Karen Royal, director of compliance and interim Title IX coordinator offered valuable insight on the resources provided.
“I’m excited to have our students see the doc (documentary); it’s a strong lesson in how communities react to those who have the courage to speak out. We encourage people to report and we want to help people when we do. We do take reports seriously,” Royal said.
Confidentiality cannot be guaranteed, though pseudonyms can be used. Talk about options and to what extent, she advised.
If a student chooses to withdraw statement due to anonymity concerns, the office has the responsibility to either further pursue, or close the investigation.
Amanda Sanchez, a social work major, spoke to The South Texan about the vulnerable situation women and men can find themselves in when it comes to sexual assault.
The goal is to help victims feel comfortable, take advantage of contacts and ultimately find their voice. Sanchez wanted students to feel empowered knowing that they are not victims, but survivors.
Resources are available to students who have been victimized, such as counseling options through the Health and Wellness Center, criminal reporting, contact information to the national sexual assault hotline (RAINN) and the local women’s shelter.
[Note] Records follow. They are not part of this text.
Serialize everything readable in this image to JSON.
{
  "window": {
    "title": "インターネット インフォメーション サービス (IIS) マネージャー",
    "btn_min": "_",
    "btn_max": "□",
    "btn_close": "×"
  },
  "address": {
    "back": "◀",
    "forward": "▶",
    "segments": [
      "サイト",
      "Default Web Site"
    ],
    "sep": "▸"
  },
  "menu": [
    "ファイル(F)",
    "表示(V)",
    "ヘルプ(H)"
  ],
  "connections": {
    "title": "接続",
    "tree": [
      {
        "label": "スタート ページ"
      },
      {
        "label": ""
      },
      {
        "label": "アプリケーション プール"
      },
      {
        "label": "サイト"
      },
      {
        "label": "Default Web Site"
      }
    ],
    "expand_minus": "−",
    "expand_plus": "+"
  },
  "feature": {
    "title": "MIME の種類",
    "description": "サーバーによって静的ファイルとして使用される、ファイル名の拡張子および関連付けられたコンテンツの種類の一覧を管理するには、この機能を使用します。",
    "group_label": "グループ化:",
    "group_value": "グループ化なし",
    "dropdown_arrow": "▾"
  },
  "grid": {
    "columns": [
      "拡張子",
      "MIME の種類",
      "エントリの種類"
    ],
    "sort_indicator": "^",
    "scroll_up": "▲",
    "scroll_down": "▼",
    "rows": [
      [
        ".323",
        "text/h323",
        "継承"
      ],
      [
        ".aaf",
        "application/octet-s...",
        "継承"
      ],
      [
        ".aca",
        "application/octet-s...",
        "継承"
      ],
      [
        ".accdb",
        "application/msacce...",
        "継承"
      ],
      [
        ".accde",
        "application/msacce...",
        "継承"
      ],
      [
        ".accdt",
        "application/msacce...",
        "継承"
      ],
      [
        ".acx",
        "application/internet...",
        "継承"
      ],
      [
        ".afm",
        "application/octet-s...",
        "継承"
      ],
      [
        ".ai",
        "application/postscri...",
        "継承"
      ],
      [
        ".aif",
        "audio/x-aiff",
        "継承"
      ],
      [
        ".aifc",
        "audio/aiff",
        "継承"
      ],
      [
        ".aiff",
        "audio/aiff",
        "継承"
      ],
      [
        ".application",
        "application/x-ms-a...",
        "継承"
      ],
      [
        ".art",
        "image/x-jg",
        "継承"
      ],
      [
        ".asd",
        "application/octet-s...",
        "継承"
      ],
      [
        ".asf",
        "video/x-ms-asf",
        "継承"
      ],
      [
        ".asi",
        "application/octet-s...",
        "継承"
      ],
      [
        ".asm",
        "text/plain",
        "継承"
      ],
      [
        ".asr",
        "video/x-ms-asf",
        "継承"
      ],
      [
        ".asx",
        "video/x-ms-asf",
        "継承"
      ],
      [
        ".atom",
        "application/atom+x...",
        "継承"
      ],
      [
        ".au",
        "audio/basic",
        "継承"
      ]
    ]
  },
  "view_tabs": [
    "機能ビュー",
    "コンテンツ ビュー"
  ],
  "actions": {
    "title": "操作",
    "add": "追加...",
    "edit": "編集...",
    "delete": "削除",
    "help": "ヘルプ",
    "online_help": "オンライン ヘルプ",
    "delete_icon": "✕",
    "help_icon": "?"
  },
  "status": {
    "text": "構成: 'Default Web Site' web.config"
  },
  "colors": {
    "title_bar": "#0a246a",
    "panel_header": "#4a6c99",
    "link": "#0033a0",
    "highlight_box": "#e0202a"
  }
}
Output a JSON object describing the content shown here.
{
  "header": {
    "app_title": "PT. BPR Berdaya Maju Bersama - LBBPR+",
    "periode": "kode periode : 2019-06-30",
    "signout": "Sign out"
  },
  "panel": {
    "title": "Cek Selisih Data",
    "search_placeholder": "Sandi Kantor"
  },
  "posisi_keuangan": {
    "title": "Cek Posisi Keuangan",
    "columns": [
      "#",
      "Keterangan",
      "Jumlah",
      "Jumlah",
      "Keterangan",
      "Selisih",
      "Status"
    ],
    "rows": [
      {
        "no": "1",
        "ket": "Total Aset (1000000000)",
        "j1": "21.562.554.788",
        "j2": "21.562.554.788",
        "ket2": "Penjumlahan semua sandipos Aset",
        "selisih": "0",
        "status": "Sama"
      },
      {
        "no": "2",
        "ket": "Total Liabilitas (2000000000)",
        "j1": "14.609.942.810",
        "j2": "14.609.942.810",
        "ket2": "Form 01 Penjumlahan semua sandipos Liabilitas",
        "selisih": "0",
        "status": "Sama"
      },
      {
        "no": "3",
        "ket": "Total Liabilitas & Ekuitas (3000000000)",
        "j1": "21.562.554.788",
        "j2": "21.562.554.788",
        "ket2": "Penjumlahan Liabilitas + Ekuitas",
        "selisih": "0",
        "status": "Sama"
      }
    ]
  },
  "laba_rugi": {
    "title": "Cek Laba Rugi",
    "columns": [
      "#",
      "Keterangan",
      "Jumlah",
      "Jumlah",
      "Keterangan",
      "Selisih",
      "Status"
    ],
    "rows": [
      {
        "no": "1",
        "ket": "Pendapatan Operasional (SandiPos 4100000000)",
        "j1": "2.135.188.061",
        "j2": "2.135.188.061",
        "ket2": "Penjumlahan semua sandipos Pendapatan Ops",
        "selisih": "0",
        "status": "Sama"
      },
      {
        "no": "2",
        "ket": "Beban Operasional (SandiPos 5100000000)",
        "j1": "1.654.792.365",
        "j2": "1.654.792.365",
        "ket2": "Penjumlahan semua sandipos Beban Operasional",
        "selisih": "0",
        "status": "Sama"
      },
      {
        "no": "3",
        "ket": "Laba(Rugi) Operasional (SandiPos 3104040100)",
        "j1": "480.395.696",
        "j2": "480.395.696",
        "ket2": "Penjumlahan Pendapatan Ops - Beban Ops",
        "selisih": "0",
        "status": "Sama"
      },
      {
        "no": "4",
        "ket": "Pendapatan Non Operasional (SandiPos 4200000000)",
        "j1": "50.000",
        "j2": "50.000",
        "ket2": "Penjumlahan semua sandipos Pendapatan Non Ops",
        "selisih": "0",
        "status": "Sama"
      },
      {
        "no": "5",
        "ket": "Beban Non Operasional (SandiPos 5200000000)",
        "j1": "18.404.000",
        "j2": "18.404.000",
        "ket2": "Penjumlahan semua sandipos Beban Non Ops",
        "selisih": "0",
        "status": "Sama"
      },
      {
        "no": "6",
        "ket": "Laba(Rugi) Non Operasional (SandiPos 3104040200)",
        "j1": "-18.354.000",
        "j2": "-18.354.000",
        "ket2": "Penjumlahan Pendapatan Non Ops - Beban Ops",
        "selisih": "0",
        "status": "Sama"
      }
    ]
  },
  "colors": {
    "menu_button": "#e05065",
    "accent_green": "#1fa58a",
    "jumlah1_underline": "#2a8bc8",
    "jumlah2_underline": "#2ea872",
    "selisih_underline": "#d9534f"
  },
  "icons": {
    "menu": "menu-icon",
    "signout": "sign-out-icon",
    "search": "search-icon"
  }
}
The Office of Compliance will go as far as making course or dorm modifications if the victim’s aggressor is located in either to make the conditions livable, it was noted.
Maria Iyescas, assistant social work professor in bsw field education director, helped manage the event and introduce counseling services if students are
triggered. “(The) Student Activity Center is here to help make aware this topic that needs to be brought to the forefront. I hope students can open this conversation instead of it being taboo and feel safe and their rights,” Iyescas said.